I spend a lot of my spare time digging into history. This ranges from literally digging (up in Baylor County) and researching fossils of large animals that lived even before the dinosaurs to digging online into local history and visiting local landmarks. Each fossil, local landmark, or bit of past information to me is like uncovering a treasure and the field work and online research is like a treasure hunt! It never gets old!

While doing online research the other day for a project I’m currently working, I came across a 1972 topographical map of Tarrant County. As I zoomed into the area of our Tejas Trail neighborhood, the map shows our northern section (Verna Trail, Little Horse Trail, and Paint Pony Trail) and even shows where some houses are located.

Perhaps some of you reading this live in one of these original Tejas Trail houses! It also shows White Settlement Road to the south (with very little development in that area). The one thing that was clearly missing was I-820. I then started to look at the topo lines that clearly depicts the hills of our neighborhood and the layering of the ancient reefs that developed millions of years ago when this area was under a shallow sea. But, more on this in a later blog.

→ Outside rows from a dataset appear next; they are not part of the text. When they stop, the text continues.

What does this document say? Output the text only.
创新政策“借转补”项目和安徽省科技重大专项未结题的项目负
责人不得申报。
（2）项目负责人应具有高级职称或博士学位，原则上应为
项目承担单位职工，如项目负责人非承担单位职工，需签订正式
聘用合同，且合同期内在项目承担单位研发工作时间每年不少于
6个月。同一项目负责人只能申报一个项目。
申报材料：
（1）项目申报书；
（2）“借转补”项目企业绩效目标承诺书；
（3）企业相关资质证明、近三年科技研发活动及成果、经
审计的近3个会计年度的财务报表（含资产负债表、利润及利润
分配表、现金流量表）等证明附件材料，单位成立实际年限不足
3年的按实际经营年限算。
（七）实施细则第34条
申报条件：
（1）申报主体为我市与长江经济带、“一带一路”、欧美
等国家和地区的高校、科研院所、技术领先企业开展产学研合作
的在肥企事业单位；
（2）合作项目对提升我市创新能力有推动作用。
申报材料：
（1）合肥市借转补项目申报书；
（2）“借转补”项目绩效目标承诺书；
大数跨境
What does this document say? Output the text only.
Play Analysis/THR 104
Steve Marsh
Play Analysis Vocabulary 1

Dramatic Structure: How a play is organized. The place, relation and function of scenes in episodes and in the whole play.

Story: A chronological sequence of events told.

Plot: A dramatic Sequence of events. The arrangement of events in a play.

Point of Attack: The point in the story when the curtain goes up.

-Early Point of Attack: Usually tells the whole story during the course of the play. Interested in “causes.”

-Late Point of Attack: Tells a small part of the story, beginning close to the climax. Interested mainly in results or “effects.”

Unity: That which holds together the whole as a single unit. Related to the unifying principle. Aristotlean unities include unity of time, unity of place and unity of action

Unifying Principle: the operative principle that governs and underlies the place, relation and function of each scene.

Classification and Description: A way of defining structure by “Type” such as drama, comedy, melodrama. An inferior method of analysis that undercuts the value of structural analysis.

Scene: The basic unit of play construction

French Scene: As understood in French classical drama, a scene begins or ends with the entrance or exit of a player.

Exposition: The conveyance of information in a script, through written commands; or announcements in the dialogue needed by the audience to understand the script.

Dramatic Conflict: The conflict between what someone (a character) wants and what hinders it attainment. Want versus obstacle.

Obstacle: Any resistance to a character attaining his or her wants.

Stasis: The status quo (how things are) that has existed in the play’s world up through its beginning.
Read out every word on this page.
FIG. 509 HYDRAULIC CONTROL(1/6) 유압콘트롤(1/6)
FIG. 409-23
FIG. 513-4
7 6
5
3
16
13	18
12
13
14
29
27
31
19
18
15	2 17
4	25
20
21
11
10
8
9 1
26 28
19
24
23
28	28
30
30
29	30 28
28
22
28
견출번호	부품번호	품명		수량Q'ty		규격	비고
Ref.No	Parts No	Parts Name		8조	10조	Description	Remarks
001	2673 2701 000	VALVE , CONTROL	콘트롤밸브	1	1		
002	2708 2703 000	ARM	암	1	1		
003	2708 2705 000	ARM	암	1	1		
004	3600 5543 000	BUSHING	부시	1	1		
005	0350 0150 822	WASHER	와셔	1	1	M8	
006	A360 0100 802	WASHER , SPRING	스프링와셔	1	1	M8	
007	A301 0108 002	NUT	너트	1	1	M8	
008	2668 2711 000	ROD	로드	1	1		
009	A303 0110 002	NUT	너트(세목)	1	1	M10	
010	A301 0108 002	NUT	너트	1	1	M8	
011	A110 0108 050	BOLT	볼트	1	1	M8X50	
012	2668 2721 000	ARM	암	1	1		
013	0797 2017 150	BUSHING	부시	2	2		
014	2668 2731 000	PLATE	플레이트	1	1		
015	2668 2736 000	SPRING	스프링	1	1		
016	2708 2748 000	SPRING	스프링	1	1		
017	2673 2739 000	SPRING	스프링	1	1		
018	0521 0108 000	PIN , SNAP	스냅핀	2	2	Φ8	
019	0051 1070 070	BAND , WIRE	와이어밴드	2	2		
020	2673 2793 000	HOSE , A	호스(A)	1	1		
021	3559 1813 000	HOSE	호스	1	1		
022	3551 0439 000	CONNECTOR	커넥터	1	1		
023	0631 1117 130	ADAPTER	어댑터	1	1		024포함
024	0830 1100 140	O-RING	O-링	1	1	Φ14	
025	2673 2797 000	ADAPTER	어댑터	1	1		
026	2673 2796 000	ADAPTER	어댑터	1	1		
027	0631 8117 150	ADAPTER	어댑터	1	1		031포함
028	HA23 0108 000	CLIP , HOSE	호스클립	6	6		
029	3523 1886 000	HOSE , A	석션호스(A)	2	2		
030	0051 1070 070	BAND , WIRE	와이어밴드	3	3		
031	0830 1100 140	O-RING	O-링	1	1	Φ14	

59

As I kept scanning this map and pondering our past, my eyes noticed an apparent airplane landing strip near the intersection of Silver Creek Road and Verna Trail! History had once again baiting the hook, I took a bite and it was drawing me in. A landing strip just down the hill from where I live? Who built it? Who used it? Was it still in use? Another treasure hunt had started!

Having driven through this intersection numerous times since moving here in 2017, I had never noticed anything in that field that resembled a landing strip. Of course, it’s a little hard to do as one navigates and avoids the numerous pot holes and semi trucks on Silver Creek Road. I needed to know more. This led me to pull up a satellite image of the same area on Google Maps to see if it showed anything to suggest that a runway was there. Sure enough, you can clearly see where the landing strip once existed.

After a few more online searches, I found out that the runway was called Stubbs Strip and is still listed as a private landing strip. Years ago, this grass landing strip stretched across the ranch field for 2,280ft. from north to south and was 60 ft. wide. The owner, builder, and operator of the landing strip was Verna Stubbs who also owned the ranch at that intersection and, from where two of our neighborhood streets are named after! Verna was a pilot owning four airplanes over time including her Piper Tripacer. A future blog will be devoted to Verna as she was quite an active and prominent woman of our area.

The first bit of local history treasure had been uncovered and it had only gotten me more excited about digging into our past. There are many more stores to tell about the history of our area from fossils of ancient animals to Native Americans to early settlers to stagecoaches and on and of which I’ll hope to paint in future blogs.

For now, even though Stubbs Strip is no longer in use, I can still daydream seeing Verna’s Tripacer coming in for a landing from the north as I make the sharp right on Silver Creek Road, while at the same time avoiding the potholes, semi trucks and of course now, the road construction.